Это был обычный вагон – такой, каким вы запомнили его с детства. С длинным пустым коридором, бегущим вдоль колышущегося ряда штор, параллельно уплывающим верхушкам деревьев, тянущимся вниз, если ехать на север, и вверх – если на юг.

Ничего не изменилось со времен Чука и Гека, когда можно было запросто перепутать свое купе с соседским и зарыдать басом, обнаружив вместо мамы чужого толстого дядю… Рассыпающиеся рыжие мандарины, бесстыдно раскинувшая ножки курица, картошка в мундирах и яйца в шинелях, упакованные не на страх а на совесть в плотный бумажный пакет… Ведь не приведи бог – вагон-ресторан: там отравят – и глазом не моргнут…

Рэм закинул чемодан на третью полку и подумал о том, что время совсем слетело с катушек. Он забыл, как пахнут мамины волосы, не помнил тепла ее рук. А ведь когда-то ему казалось, что он унесет все это с собой в могилу. Он опустил вторую полку… Ничего не изменилось, ничего… Так же кто-то вырезал перочинным ножиком ромбы и писал странные для постороннего, одному ему понятные буквы… «заветный вензель О да Е»…

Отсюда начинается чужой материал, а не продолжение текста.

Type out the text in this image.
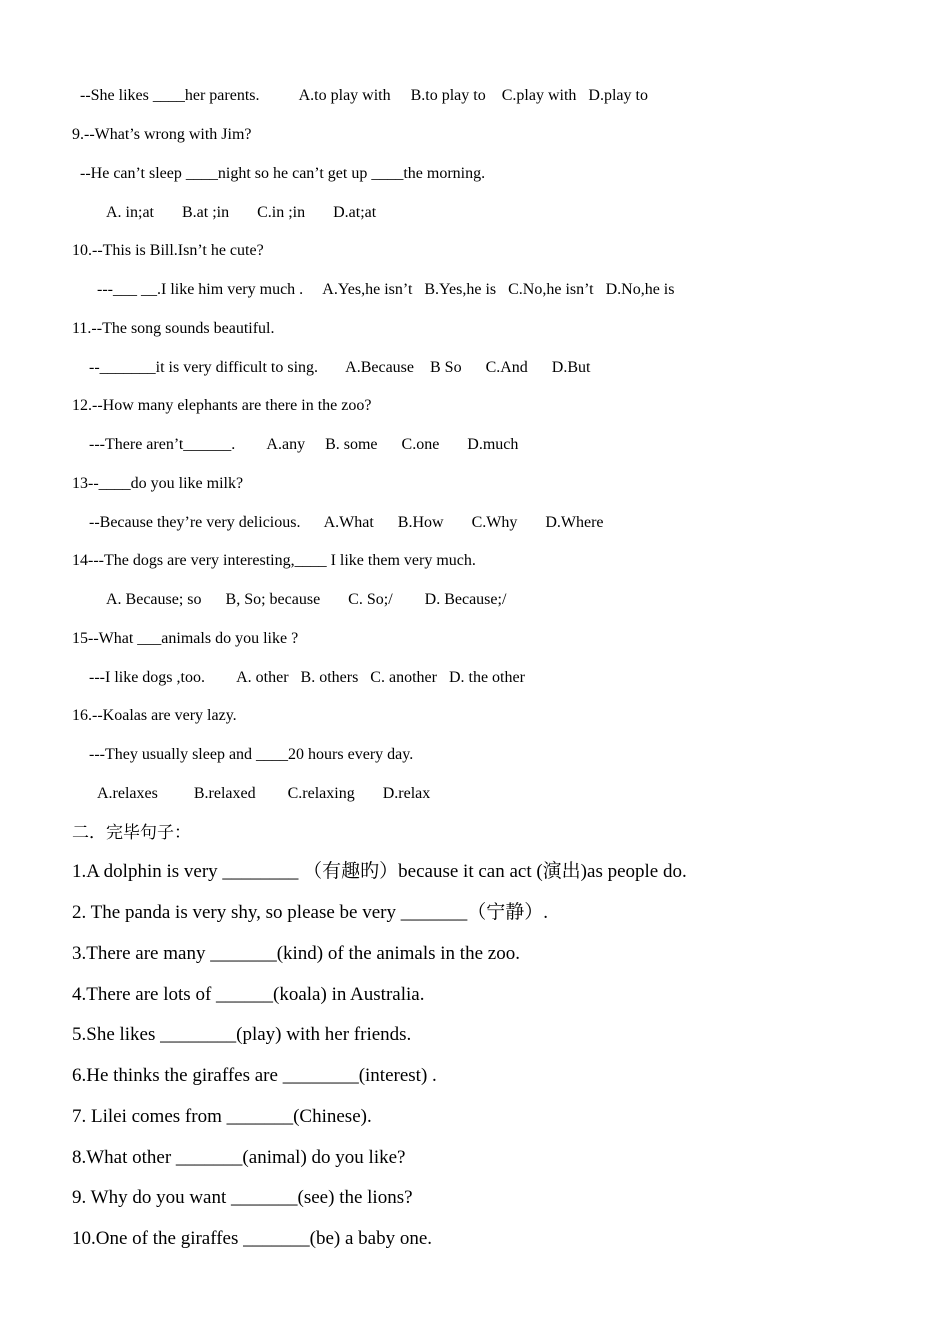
--She likes ____her parents.          A.to play with     B.to play to    C.play with   D.play to
9.--What’s wrong with Jim?
--He can’t sleep ____night so he can’t get up ____the morning.
A. in;at       B.at ;in       C.in ;in       D.at;at
10.--This is Bill.Isn’t he cute?
---___ __.I like him very much .     A.Yes,he isn’t   B.Yes,he is   C.No,he isn’t   D.No,he is
11.--The song sounds beautiful.
--_______it is very difficult to sing.       A.Because    B So      C.And      D.But
12.--How many elephants are there in the zoo?
---There aren’t______.        A.any     B. some      C.one       D.much
13--____do you like milk?
--Because they’re very delicious.      A.What      B.How       C.Why       D.Where
14---The dogs are very interesting,____ I like them very much.
A. Because; so      B, So; because       C. So;/        D. Because;/
15--What ___animals do you like ?
---I like dogs ,too.        A. other   B. others   C. another   D. the other
16.--Koalas are very lazy.
---They usually sleep and ____20 hours every day.
A.relaxes         B.relaxed        C.relaxing       D.relax
二．完毕句子：
1.A dolphin is very ________ （有趣旳）because it can act (演出)as people do.
2. The panda is very shy, so please be very _______（宁静）.
3.There are many _______(kind) of the animals in the zoo.
4.There are lots of ______(koala) in Australia.
5.She likes ________(play) with her friends.
6.He thinks the giraffes are ________(interest) .
7. Lilei comes from _______(Chinese).
8.What other _______(animal) do you like?
9. Why do you want _______(see) the lions?
10.One of the giraffes _______(be) a baby one.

Рэм глянул на себя в зеркало: седина сносила последнюю треть башки… Он скинул свитер, футболку и уж было собирался натянуть рубашку, как вдруг кто-то рванул дверь купе. Наивный, он думал остаться один хотя бы на ближайшую ночь…

*

Асе с самого начала не нравилась идея этой поездки. Праздник урожая… Бред какой-то – как она дала себя уговорить? У вас праздник – вы и празднуйте. Первый сноп, несжатая полоса, страда деревенская в самом разгаре, ну и потом, конечно, и нивы сжаты, и рощи голы, и волки голодны, и овцы не целы… Пьяный комбайнер, агроном, дипломированный пятью классами церковно-приходской школы. А ты – хочешь не хочешь, а шатайся с ними по деревням и весям – знакомься, так сказать, с краем… Хорошенькое дело – мчаться за материалом на другой конец земли. Как будто в соседней области что-то по-другому.

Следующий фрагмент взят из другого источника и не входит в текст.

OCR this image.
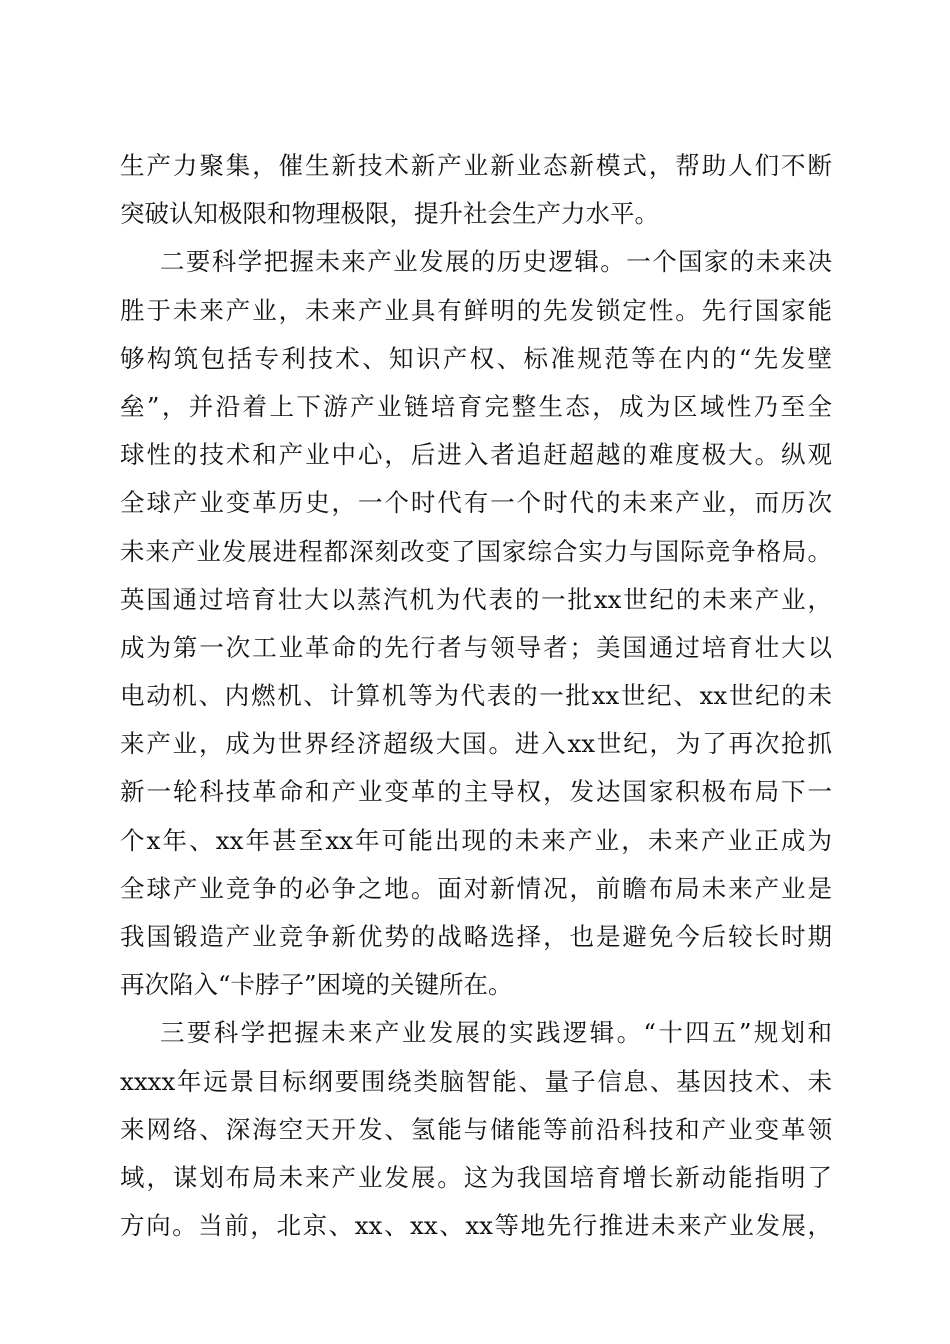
生产力聚集，催生新技术新产业新业态新模式，帮助人们不断
突破认知极限和物理极限，提升社会生产力水平。
二要科学把握未来产业发展的历史逻辑。一个国家的未来决
胜于未来产业，未来产业具有鲜明的先发锁定性。先行国家能
够构筑包括专利技术、知识产权、标准规范等在内的“先发壁
垒”，并沿着上下游产业链培育完整生态，成为区域性乃至全
球性的技术和产业中心，后进入者追赶超越的难度极大。纵观
全球产业变革历史，一个时代有一个时代的未来产业，而历次
未来产业发展进程都深刻改变了国家综合实力与国际竞争格局。
英国通过培育壮大以蒸汽机为代表的一批xx世纪的未来产业，
成为第一次工业革命的先行者与领导者；美国通过培育壮大以
电动机、内燃机、计算机等为代表的一批xx世纪、xx世纪的未
来产业，成为世界经济超级大国。进入xx世纪，为了再次抢抓
新一轮科技革命和产业变革的主导权，发达国家积极布局下一
个x年、xx年甚至xx年可能出现的未来产业，未来产业正成为
全球产业竞争的必争之地。面对新情况，前瞻布局未来产业是
我国锻造产业竞争新优势的战略选择，也是避免今后较长时期
再次陷入“卡脖子”困境的关键所在。
三要科学把握未来产业发展的实践逻辑。“十四五”规划和
xxxx年远景目标纲要围绕类脑智能、量子信息、基因技术、未
来网络、深海空天开发、氢能与储能等前沿科技和产业变革领
域，谋划布局未来产业发展。这为我国培育增长新动能指明了
方向。当前，北京、xx、xx、xx等地先行推进未来产业发展，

Ася рванула дверь на себя: заедала, эс южиал… Рванула еще раз - и наконец сдвинула ее с места…

Дальше была немая сцена, достойная братьев Люмьер. Рэм отшатнулся от Аси, как от какого-нибудь питбуля, сорвавшегося с места в карьер.

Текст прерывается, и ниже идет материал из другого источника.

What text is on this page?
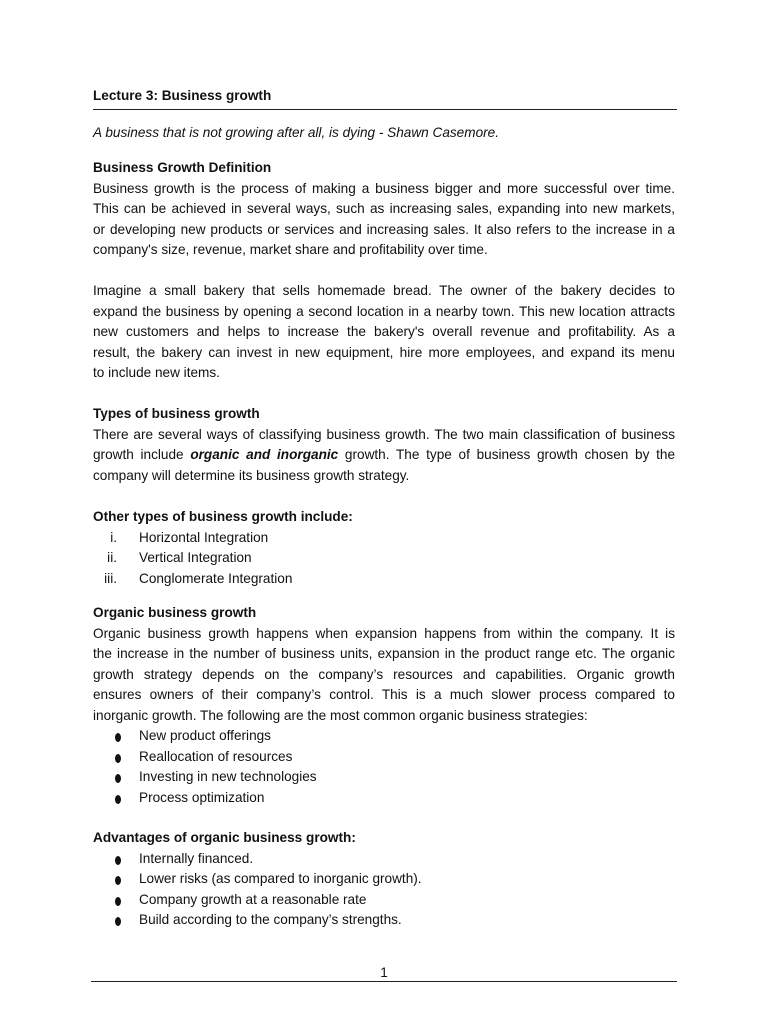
Lecture 3: Business growth
A business that is not growing after all, is dying - Shawn Casemore.
Business Growth Definition

Business growth is the process of making a business bigger and more successful over time.

This can be achieved in several ways, such as increasing sales, expanding into new markets,

or developing new products or services and increasing sales. It also refers to the increase in a

company's size, revenue, market share and profitability over time.

Imagine a small bakery that sells homemade bread. The owner of the bakery decides to

expand the business by opening a second location in a nearby town. This new location attracts

new customers and helps to increase the bakery's overall revenue and profitability. As a

result, the bakery can invest in new equipment, hire more employees, and expand its menu

to include new items.

Types of business growth

There are several ways of classifying business growth. The two main classification of business

growth include organic and inorganic growth. The type of business growth chosen by the

company will determine its business growth strategy.

Other types of business growth include:
i. Horizontal Integration
ii. Vertical Integration
iii. Conglomerate Integration
Organic business growth

Organic business growth happens when expansion happens from within the company. It is

the increase in the number of business units, expansion in the product range etc. The organic

growth strategy depends on the company’s resources and capabilities. Organic growth

ensures owners of their company’s control. This is a much slower process compared to

inorganic growth. The following are the most common organic business strategies:

New product offerings
Reallocation of resources
Investing in new technologies
Process optimization
Advantages of organic business growth:
Internally financed.
Lower risks (as compared to inorganic growth).
Company growth at a reasonable rate
Build according to the company’s strengths.
1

У Аси же привычно свело ногу – столь самобытно ее организм реагировал на стресс. Одновременно с этим она испытала всю палитру чувств человека, разучившегося управлять собственным лицом. Так должен ощущать себя кукольник, у которого взяли да поотрезали на фиг все веревочки, а куклы повыбрасывали в камин.

- ?

- ???

- Здравствуйте, Рэм Олегович! – Ася сравнительно бодро взяла себя в руки.

- Привет, Ася! – Рэм судорожно натягивал рубашку и, проявляя чудеса эквилибристики, одновременно застегивал пуговицы на груди.

Она отвела взгляд: боже мой, какая сокровенность…

- Я в принципе могу в другое купе попроситься – меня не затруднит.

- Нет, зачем же, - проходи, пожалуйста…

Полминуты ушло на то, чтобы выяснить: кто же куда едет, каковы цели визита и прочее… Этикет предполагал и располагал ими по своему усмотрению.

Рэм неловко смахнул со столика свитер с футболкой, Ася в ответ выронила косметичку. Счет привычно топтался на месте – 1:1. Оба старательно вспоминали правила игры и отходили – каждый к своим воротам… Ася оглядела купе: удивительно, что на третьей полке не было Светлашки. Разве что Рэм засунул ее в ящик для багажа. Она бы не задохнулась. Светлашку можно было запросто транспортировать в бочке по морю, как царевича Елисея. Выйдя на берег, она бы лишь резвенько отряхнулась и помчалась в прилегающий к океану торговый центр. Или секс-шоп – это как фишка ляжет.

*

Рэм листал на второй полке очередной талмуд – Ася скосила взгляд на обложку: эс южиал, на языке оригинала… Мама плохо научила его скрывать свое духовное и прочее превосходство. И как это умудрился так высоко залететь с подобными замашками. Раньше этого не любили. Ну, да, конечно, он же весьма недурно маневрировал.

*

Он глянул вниз, на Асю. Все та же светлая макушка, пшеничная челка на лбу… Она, наверно, нескоро начнет седеть. Он во всяком случае не доживет. Жует жвачку. Поразительный разрыв поколений. Он уже лет двадцать живет в эпоху свободного хождения бабл гама, а не тянет. А они, дети новой формации, шага без дирола не могут сделать. А еще эти наушники. И так друг друга не слышат – так давай, затыкай уши музыкой и прочей херней, чтобы била наотмашь и стучала в мозгу. Авось забудешь все, что хотел забыть. Главное, чтобы не голову и не ключи.

***

Рэм спал – Ася наконец-то могла его рассмотреть. Губы – ничего особенного, подбородок – не волевой, скорей мясистый… глаза задернуты ресницами, как шторами, - она так и не знала, какого же они у него цвета. Лицом к лицу лица не увидать…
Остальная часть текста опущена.